At time of writing the GBP/AUD exchange rate is at around $1.8523, which is down roughly 0.4% from this morning’s figures.

Australian Dollar (AUD) Boosted by Announcement of International Travel

The Australian Dollar (AUD) rose overnight amid more risk-on trading for the currency, as Prime Minister Scott Morrison announced that they country would be re-opening its borders to international travel next month.

The move is expected to provide a significant boost to the Australian economy, as the return of foreign students is expected to bring in around A$35 billion alone.

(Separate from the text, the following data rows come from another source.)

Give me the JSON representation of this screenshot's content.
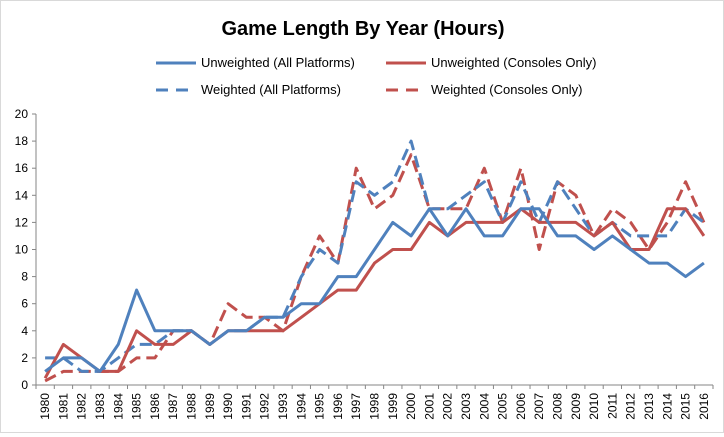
{
  "chart_data": {
    "type": "line",
    "title": "Game Length By Year (Hours)",
    "xlabel": "",
    "ylabel": "",
    "ylim": [
      0,
      20
    ],
    "yticks": [
      0,
      2,
      4,
      6,
      8,
      10,
      12,
      14,
      16,
      18,
      20
    ],
    "grid": false,
    "legend_placement": "top",
    "categories": [
      "1980",
      "1981",
      "1982",
      "1983",
      "1984",
      "1985",
      "1986",
      "1987",
      "1988",
      "1989",
      "1990",
      "1991",
      "1992",
      "1993",
      "1994",
      "1995",
      "1996",
      "1997",
      "1998",
      "1999",
      "2000",
      "2001",
      "2002",
      "2003",
      "2004",
      "2005",
      "2006",
      "2007",
      "2008",
      "2009",
      "2010",
      "2011",
      "2012",
      "2013",
      "2014",
      "2015",
      "2016"
    ],
    "series": [
      {
        "name": "Unweighted (All Platforms)",
        "color": "#4f81bd",
        "dash": false,
        "values": [
          1,
          2,
          2,
          1,
          3,
          7,
          4,
          4,
          4,
          3,
          4,
          4,
          5,
          5,
          6,
          6,
          8,
          8,
          10,
          12,
          11,
          13,
          11,
          13,
          11,
          11,
          13,
          13,
          11,
          11,
          10,
          11,
          10,
          9,
          9,
          8,
          9
        ]
      },
      {
        "name": "Unweighted (Consoles Only)",
        "color": "#c0504d",
        "dash": false,
        "values": [
          0.5,
          3,
          2,
          1,
          1,
          4,
          3,
          3,
          4,
          3,
          4,
          4,
          4,
          4,
          5,
          6,
          7,
          7,
          9,
          10,
          10,
          12,
          11,
          12,
          12,
          12,
          13,
          12,
          12,
          12,
          11,
          12,
          10,
          10,
          13,
          13,
          11
        ]
      },
      {
        "name": "Weighted (All Platforms)",
        "color": "#4f81bd",
        "dash": true,
        "values": [
          2,
          2,
          1,
          1,
          2,
          3,
          3,
          4,
          4,
          3,
          4,
          4,
          5,
          5,
          8,
          10,
          9,
          15,
          14,
          15,
          18,
          13,
          13,
          14,
          15,
          12,
          15,
          12,
          15,
          13,
          11,
          12,
          11,
          11,
          11,
          13,
          12
        ]
      },
      {
        "name": "Weighted (Consoles Only)",
        "color": "#c0504d",
        "dash": true,
        "values": [
          0.3,
          1,
          1,
          1,
          1,
          2,
          2,
          4,
          4,
          3,
          6,
          5,
          5,
          4,
          8,
          11,
          9,
          16,
          13,
          14,
          17,
          13,
          13,
          13,
          16,
          12,
          16,
          10,
          15,
          14,
          11,
          13,
          12,
          10,
          12,
          15,
          12
        ]
      }
    ]
  }
}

Renewed international travel is also forecast to help ease the country’s labour shortages which were otherwise a potential threat to Australia’s economic recovery. Jennifer Westacott, chief executive of industry body the Business Council agreed with this sentiment:

“This will be critical relief for businesses who are struggling to find workers just to keep their doors open and for those who need highly specialised skills to unlock big projects.”

The slowly recovering price of iron ore may also affect movement of AUD today. The Chinese property sector, a key influencer of the price of iron ore, has seen recovery recently as debt-laden developer Evergrande has resumed production on 63 projects.

Pound (GBP) Dips as Economic Growth Forecast to Slow

The Pound (GBP) is trending downward against its riskier competitors this morning despite hitting a 21-month high against the Euro (EUR).

Confidence in Sterling may have been affected by forecasts this morning that predict a slowing of the country’s economic growth. Forecasts are now for GDP to rise by 6.9% versus the 7.6% from forecasts this summer.

Economic forecaster EY Item Club has warned that rising energy prices, continuing supply chain disruptions, and longer lasting inflationary pressures are likely to hamper the UK’s economic recovery. Despite this, the 6.9% growth still represents the country’s best year since 1941 as the UK continues to recover from the COVID-19 pandemic.

Martin Beck, chief advisor at EY Item Club, also felt that were was still for optimism in these forecasts:

‘Despite these challenges, the UK economy has made some significant progress in regaining pandemic-related losses and the recovery is far from out of steam. Looking at the big picture, the economy has recovered much faster than was expected at the start of this year.

Clear grounds for economic optimism remain too. While not every household has been able to save more over the last year or so, the build-up of household savings means consumers are in a good position overall. Meanwhile, the labour market is healthy and businesses have built up robust balance sheets. Long-term economic scarring from the pandemic is likely to be minimal.’

GBP/AUD Forecast: PMI Performances to Influence Both Currencies?

Looking forward to the week ahead, both the UK and Australia will release significant data in the form of PMIs for November. Australia’s PMIs are due to be released on Monday evening, with forecasts currently showing a rise of economic activity across all sectors. This is likely to drive further movement in the Australian Dollar.

Figures for Australia’s October retail sales are forecast to show a rise of 2.5%, which could provide a further boost to the ‘Aussie’ later in the week.

The UK’s PMIs are forecast to report a slowing of growth in the UK’s private sector, which could well prompt fresh movement in the Pound. If this data prints as forecast, then investors could alter their bets for an interest rate hike from the Bank of England (BoE).

BoE Governor Andrew Bailey will  give a speech on Thursday. Bailey has previously been inconsistent when it comes to hints on the central bank’s monetary policy, so fresh comments from him could well drive Sterling’s movements.